В витрине пекарни высилась целая башня, сложенная из фонариков желаний. Некоторые были расправлены не полностью, другие сложили так, что они смялись и уже вряд ли взлетели бы – это явно не было работой Кая. Плакат на витрине – распродажа! исполните ваши желания! – тоже не был написан знакомым угловатым почерком, но какая разница?
Я смотрю на витрину – раз, другой, третий, – чтобы убедиться, что это не галлюцинация. Ноги сами несут меня к двери. Я не знаю, что буду делать, но должна узнать больше, должна увидеть лицо Кая.
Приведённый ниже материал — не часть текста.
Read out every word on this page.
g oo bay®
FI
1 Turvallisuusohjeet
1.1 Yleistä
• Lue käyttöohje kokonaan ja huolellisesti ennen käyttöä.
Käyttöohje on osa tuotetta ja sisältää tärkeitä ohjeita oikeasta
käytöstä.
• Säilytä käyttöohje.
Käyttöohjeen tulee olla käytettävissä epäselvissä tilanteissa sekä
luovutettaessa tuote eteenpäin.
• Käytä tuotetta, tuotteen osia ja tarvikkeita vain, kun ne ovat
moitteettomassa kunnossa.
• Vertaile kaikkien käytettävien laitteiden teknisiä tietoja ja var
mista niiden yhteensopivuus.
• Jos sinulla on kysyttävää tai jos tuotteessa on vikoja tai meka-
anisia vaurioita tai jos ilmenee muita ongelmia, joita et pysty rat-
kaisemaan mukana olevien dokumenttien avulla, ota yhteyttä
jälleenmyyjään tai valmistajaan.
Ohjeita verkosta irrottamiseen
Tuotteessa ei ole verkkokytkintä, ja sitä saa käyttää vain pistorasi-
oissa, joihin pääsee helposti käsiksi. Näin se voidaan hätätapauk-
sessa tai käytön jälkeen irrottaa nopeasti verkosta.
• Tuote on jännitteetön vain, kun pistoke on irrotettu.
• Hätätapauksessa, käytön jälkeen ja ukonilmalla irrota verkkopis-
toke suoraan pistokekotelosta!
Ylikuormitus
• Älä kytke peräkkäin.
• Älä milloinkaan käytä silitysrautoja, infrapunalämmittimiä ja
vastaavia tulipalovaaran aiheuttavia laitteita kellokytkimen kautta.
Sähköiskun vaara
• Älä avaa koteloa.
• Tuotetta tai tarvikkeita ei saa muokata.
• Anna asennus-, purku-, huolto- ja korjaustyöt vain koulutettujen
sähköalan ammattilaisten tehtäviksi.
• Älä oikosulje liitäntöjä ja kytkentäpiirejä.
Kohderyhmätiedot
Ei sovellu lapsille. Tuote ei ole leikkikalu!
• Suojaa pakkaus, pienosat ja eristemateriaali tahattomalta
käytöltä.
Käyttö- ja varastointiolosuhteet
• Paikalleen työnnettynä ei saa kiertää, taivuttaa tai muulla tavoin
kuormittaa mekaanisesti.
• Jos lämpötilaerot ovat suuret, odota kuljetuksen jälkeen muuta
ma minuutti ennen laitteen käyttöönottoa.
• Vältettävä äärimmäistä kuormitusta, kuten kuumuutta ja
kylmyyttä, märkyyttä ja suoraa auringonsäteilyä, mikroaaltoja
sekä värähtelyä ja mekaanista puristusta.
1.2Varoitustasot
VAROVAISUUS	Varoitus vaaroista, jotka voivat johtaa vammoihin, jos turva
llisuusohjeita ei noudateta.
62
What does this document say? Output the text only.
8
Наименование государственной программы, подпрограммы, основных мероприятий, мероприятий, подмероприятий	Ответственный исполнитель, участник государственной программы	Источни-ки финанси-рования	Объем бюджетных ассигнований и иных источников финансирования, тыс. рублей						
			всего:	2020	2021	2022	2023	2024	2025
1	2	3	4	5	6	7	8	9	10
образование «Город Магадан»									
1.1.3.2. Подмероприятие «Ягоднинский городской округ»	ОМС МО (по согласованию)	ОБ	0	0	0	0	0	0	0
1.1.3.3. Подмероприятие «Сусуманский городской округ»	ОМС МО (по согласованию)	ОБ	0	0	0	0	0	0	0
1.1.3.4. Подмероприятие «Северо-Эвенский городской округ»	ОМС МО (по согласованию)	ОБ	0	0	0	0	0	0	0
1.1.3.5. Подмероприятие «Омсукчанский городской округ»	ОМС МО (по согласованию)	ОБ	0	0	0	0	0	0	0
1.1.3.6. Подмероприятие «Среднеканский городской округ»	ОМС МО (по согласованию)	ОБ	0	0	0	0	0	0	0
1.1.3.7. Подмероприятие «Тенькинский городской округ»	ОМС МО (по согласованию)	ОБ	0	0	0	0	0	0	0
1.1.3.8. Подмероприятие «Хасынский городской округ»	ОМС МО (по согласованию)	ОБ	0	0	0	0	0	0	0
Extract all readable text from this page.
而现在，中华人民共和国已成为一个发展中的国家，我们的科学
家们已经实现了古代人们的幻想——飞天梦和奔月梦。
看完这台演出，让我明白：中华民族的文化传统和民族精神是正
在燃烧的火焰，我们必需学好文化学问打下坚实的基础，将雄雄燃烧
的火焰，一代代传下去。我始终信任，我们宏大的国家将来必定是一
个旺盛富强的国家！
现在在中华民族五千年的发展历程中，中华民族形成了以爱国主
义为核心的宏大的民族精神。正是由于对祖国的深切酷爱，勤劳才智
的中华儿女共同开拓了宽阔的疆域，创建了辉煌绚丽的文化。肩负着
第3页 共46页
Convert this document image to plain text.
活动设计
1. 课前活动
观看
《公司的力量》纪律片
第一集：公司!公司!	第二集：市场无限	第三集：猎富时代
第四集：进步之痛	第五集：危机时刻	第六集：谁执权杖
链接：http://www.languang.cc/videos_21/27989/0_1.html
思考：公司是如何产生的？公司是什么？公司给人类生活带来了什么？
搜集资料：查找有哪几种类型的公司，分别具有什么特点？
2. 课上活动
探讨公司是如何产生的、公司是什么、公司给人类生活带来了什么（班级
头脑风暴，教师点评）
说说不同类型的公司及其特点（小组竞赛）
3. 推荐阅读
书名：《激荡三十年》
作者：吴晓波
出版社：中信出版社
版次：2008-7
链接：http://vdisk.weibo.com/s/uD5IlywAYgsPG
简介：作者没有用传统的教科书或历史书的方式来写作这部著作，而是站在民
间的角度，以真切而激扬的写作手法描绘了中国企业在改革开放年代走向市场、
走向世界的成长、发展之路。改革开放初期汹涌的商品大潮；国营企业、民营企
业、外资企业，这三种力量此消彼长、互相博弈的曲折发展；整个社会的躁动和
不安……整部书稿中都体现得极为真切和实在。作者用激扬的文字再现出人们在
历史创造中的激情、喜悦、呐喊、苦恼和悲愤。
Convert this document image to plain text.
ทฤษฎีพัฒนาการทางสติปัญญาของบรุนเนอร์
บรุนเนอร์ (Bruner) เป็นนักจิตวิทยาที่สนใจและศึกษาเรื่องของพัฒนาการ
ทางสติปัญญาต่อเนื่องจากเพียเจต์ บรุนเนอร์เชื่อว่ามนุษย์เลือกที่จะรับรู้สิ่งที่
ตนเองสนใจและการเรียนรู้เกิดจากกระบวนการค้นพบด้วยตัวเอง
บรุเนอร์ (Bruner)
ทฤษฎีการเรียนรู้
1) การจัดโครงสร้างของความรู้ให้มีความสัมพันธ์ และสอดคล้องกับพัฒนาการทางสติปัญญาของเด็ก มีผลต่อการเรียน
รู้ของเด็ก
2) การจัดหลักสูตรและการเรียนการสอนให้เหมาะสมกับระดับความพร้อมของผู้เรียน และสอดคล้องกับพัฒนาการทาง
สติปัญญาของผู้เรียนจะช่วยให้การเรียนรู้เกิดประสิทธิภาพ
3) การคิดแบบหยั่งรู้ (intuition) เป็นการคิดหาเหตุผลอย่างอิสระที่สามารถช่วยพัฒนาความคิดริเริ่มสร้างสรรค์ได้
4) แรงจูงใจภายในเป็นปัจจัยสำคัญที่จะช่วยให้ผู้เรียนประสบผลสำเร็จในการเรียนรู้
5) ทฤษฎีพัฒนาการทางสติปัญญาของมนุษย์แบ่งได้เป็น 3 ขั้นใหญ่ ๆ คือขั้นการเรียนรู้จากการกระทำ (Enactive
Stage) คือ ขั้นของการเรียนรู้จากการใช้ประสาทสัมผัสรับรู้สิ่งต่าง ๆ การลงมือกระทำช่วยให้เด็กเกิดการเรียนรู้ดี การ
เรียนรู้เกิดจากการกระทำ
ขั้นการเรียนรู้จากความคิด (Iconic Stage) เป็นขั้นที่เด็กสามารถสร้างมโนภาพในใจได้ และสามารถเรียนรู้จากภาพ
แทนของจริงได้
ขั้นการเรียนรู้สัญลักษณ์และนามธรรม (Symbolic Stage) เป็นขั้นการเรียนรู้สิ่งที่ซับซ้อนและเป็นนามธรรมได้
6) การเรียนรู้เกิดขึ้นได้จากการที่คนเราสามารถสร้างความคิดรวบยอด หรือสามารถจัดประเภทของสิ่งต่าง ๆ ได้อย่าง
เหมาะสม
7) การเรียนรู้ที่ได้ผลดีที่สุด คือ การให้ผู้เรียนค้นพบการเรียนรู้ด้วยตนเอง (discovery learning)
Все трое замирают, увидев меня.
«Это всё всерьёз? Как вы могли так поступить?» В голове крутится слишком много вопросов. Но тот, который всё-таки добирается от мозга до кончика языка, – наихудший.
– Серьёзно?
Лицо Кая совершенно пустое. И меня это бесит. Ему что, совсем нечего сказать?
Цзяо смеётся. Смеётся! Нет, от него ничего другого и ожидать нельзя, но я всё равно поражаюсь.
– Жаль тебе об этом сообщать, – говорит он с ухмылкой, – но ты не владеешь фонариками желаний. И не ты их изобрела. Мы не делаем ничего плохого.
Кай, похоже, наконец-то приходит в чувство.
– Ты не мог бы заткнуться, пожалуйста?
Впервые за всё то время, что я его знаю, Цзяо смущается.
– Что ты только что сказал?
– Ты меня слышал. – Кай поворачивается к ним спиной и лицом ко мне, потом тихо спрашивает: – Хочешь поговорить? Наедине?
На негнущихся ногах я иду с ним на кухню, понимая, что Цзяо и мистер Цзян на меня смотрят. Нос жжёт, я знаю, что вот-вот польются слёзы, но пытаюсь сдерживаться.
Кай придвигает ко мне табуретку (единственное, на чём можно сидеть), а сам опирается на стол.
– Я не понимаю, что творится, – говорю я. В голове крутятся слова Цзяо: «Ты не владеешь фонариками желаний. И не ты их изобрела». Нет, формально он прав, возразить мы никак не можем. Но блин!
– Это твоя семья, – продолжаю я таким обвиняющим тоном, на какой и не знала, что способна. – Ты не можешь заставить их… ну… передумать?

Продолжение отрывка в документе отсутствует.